I don't know if anyone cares on bit, but I would just like to say that I go to the same high school that Anthony J. Leggett, attended, in Sidney, Ohio. Actually, there are 2 schools, the public and private one. I go to the private one...same thing ;)
I think this prize was given out too early anyway. The jury is still out when it comes to the widespread applicability of high temperature superconductors.
So you want two things: 1) for the discovery to be a fundamental theory, and 2) for there to be applications available. But applications doesn't mean something you buy off the shelves. There are a NUMBER of situations where the phenomena involved for the award have been used for products or other research.

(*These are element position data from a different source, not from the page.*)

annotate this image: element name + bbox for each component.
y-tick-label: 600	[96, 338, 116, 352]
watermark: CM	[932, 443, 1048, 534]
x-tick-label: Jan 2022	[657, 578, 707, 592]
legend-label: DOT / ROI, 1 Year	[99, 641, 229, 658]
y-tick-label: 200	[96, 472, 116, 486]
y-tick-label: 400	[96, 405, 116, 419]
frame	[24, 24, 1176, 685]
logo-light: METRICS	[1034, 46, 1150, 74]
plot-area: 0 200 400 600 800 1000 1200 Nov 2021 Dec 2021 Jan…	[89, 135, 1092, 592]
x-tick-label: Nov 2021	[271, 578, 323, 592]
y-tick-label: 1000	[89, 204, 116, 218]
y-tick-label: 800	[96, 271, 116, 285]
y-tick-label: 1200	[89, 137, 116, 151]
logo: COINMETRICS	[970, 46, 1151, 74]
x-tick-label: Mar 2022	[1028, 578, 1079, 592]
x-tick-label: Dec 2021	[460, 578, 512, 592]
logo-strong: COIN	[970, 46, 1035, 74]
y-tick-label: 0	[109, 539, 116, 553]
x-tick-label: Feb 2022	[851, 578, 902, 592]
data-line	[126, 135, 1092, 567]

Fundamental research doesn't usually end up with an off-the-shelf product in one step.
As an experimentalist this annoys me to no end. Maths is only a language and the most elegant Physics papers are those in which the experimental results themselves speak for themselves. What is the added-value in complicated calculations in such studies?

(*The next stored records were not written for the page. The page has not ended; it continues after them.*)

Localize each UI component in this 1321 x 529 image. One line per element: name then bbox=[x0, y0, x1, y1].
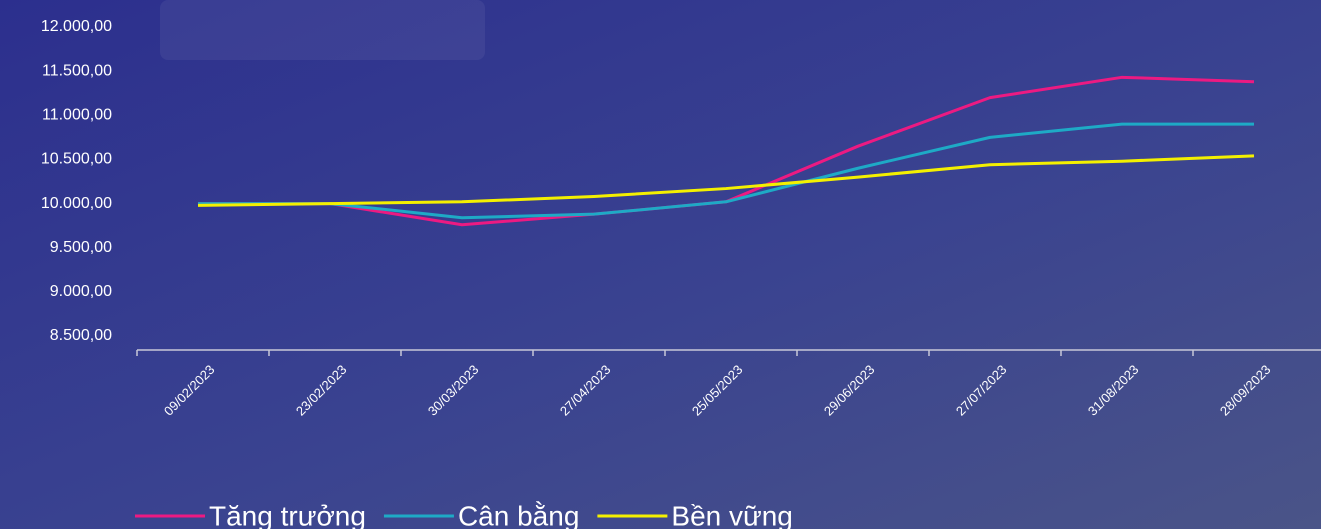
y-tick-label: 12.000,00 bbox=[41, 18, 112, 35]
y-tick-label: 9.000,00 bbox=[50, 283, 112, 300]
y-tick-label: 11.500,00 bbox=[42, 62, 112, 79]
legend-label: Tăng trưởng bbox=[209, 500, 366, 529]
y-tick-label: 8.500,00 bbox=[50, 327, 112, 344]
legend-label: Cân bằng bbox=[458, 500, 579, 529]
legend-label: Bền vững bbox=[671, 500, 793, 529]
y-tick-label: 10.000,00 bbox=[41, 195, 112, 212]
y-tick-label: 11.000,00 bbox=[42, 107, 112, 124]
y-tick-label: 9.500,00 bbox=[50, 239, 112, 256]
series-line bbox=[197, 154, 1255, 207]
y-tick-label: 10.500,00 bbox=[41, 151, 112, 168]
background-shape bbox=[160, 0, 485, 60]
series-line bbox=[198, 122, 1254, 220]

Because if you don't understand what's going on, you're not doing science. This doesn't mean you need an endless string of differential equations, but unless you arrange your data in some fashion that it obeys some underlying theory or rule, then you aren't a scientist, you're a technician.

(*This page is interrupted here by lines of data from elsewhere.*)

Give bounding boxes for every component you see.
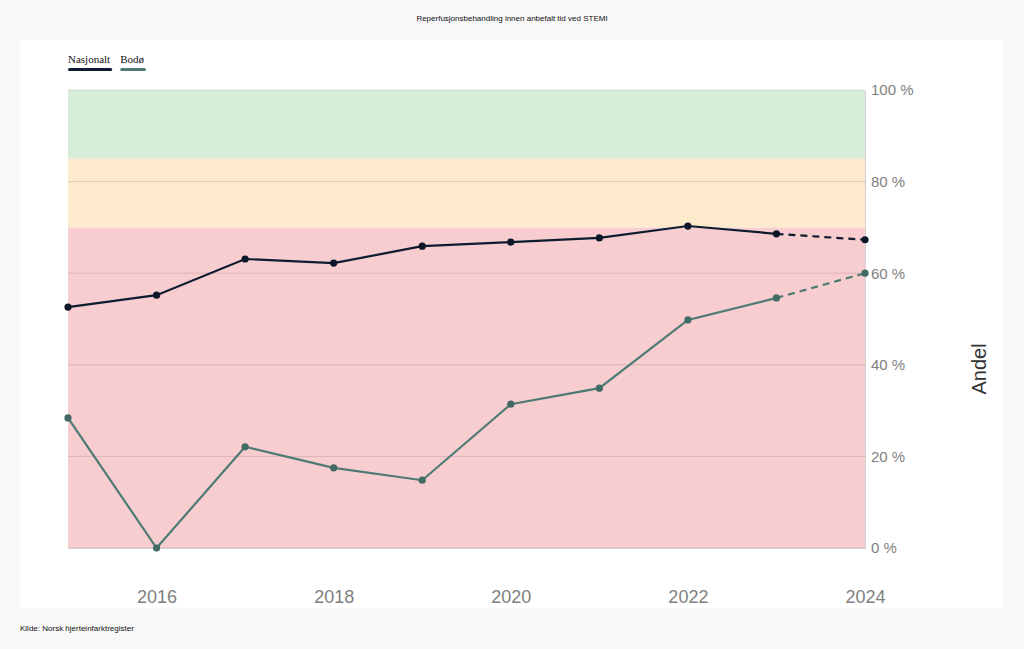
tick: 2022 — [668, 548, 708, 607]
series-marker — [242, 443, 249, 450]
grid-line — [68, 456, 865, 457]
tick: 80 % — [865, 173, 905, 190]
series-line — [68, 226, 776, 307]
series-marker — [861, 270, 868, 277]
tick-label: 2022 — [668, 587, 708, 607]
tick: 100 % — [865, 81, 914, 98]
grid-line — [68, 273, 865, 274]
tick-label: 20 % — [871, 448, 905, 465]
tick-label: 2018 — [314, 587, 354, 607]
axis-line — [69, 548, 866, 549]
legend-swatch — [120, 68, 146, 71]
legend-label: Nasjonalt — [68, 53, 110, 65]
series-marker — [507, 238, 514, 245]
series-marker — [684, 222, 691, 229]
target-band — [68, 227, 865, 548]
target-band — [68, 159, 865, 228]
series-marker — [419, 243, 426, 250]
tick: 60 % — [865, 265, 905, 282]
plot-area — [64, 222, 868, 551]
series-marker — [330, 464, 337, 471]
series-marker — [64, 414, 71, 421]
legend: Nasjonalt Bodø — [68, 53, 146, 71]
chart-title: Reperfusjonsbehandling innen anbefalt ti… — [416, 14, 607, 23]
tick-label: 40 % — [871, 356, 905, 373]
series-marker — [861, 236, 868, 243]
tick-label: 100 % — [871, 81, 914, 98]
series-marker — [596, 234, 603, 241]
axis-line — [865, 91, 866, 549]
panel — [20, 40, 1003, 608]
series-marker — [773, 294, 780, 301]
tick-label: 2020 — [491, 587, 531, 607]
series-marker — [64, 303, 71, 310]
grid-line — [68, 364, 865, 365]
legend-label: Bodø — [120, 53, 144, 65]
series-line-dashed — [776, 234, 865, 240]
series-marker — [153, 292, 160, 299]
grid-line — [68, 548, 865, 549]
y-axis: 0 % 20 % 40 % 60 % 80 % 100 % — [865, 81, 914, 556]
tick: 2016 — [137, 548, 177, 607]
grid — [68, 90, 865, 548]
series-marker — [242, 255, 249, 262]
chart-root: 0 % 20 % 40 % 60 % 80 % 100 % 2016 2018 2020 2022… — [0, 0, 1024, 649]
tick: 2024 — [845, 548, 885, 607]
tick: 0 % — [865, 539, 897, 556]
tick-label: 0 % — [871, 539, 897, 556]
series-line-dashed — [776, 273, 865, 298]
tick-label: 80 % — [871, 173, 905, 190]
series-marker — [153, 544, 160, 551]
tick: 2018 — [314, 548, 354, 607]
tick-label: 2016 — [137, 587, 177, 607]
series-marker — [596, 385, 603, 392]
grid-line — [68, 181, 865, 182]
series-marker — [507, 401, 514, 408]
legend-swatch — [68, 68, 112, 71]
tick: 40 % — [865, 356, 905, 373]
series-marker — [684, 316, 691, 323]
target-band — [68, 90, 865, 159]
series-marker — [419, 477, 426, 484]
series-marker — [330, 260, 337, 267]
series-marker — [773, 230, 780, 237]
tick: 2020 — [491, 548, 531, 607]
tick-label: 60 % — [871, 265, 905, 282]
source-note: Kilde: Norsk hjerteinfarktregister — [20, 624, 134, 633]
series-line — [68, 298, 776, 548]
tick: 20 % — [865, 448, 905, 465]
x-axis: 2016 2018 2020 2022 2024 — [69, 548, 886, 607]
grid-line — [68, 90, 865, 91]
y-axis-title: Andel — [968, 343, 990, 394]
tick-label: 2024 — [845, 587, 885, 607]
bands — [68, 90, 865, 548]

Yet, if you submit good purely experimental papers to respected journals the reviewers will bitch at you for not doing any theoretical calculations "to gain a holistic view". That's total bullshit. When did Physics change from an empirical science into a theoretical one?
It didn't. I don't know of any time in the last 50 years where you could submit a bunch of data and experimental descriptions without an understanding of what happened and get published. Now that's not to say that doing theory without data is a good idea either (what would be the point)?
Ultimately, science is the (1) formulation of a theory that fits data, then the testing of that theory, and if the new data doesn't fit the theory, GOTO (1).
Also, if you're trying to publish something, and you keep getting the same response from a number of different reviewers, that might tell you something, no offense. If you like, post a link to whatever you are trying to publish, and hell, I'll look at it.
-Looking for a job as a materials chemist or multivariat
Interesting comment. I have personally noticed a difference in the quality of the material written by Ayn Rand herself, and by that written by some of her modern followers.
Amazing magic tricks
Isn't the only way to lose US citizenship (except perhaps death) through the Patriot Act II, where you can be stripped of it?
And the other university that can claim two Nobels this year is the University is Nottingham. Having already celebrated Sir Peter Mansfield's Nobel Prize in Medicine, can now celebrate one of their graduates and ex employees (worked there until nine years ago) being awarded the Economics prize.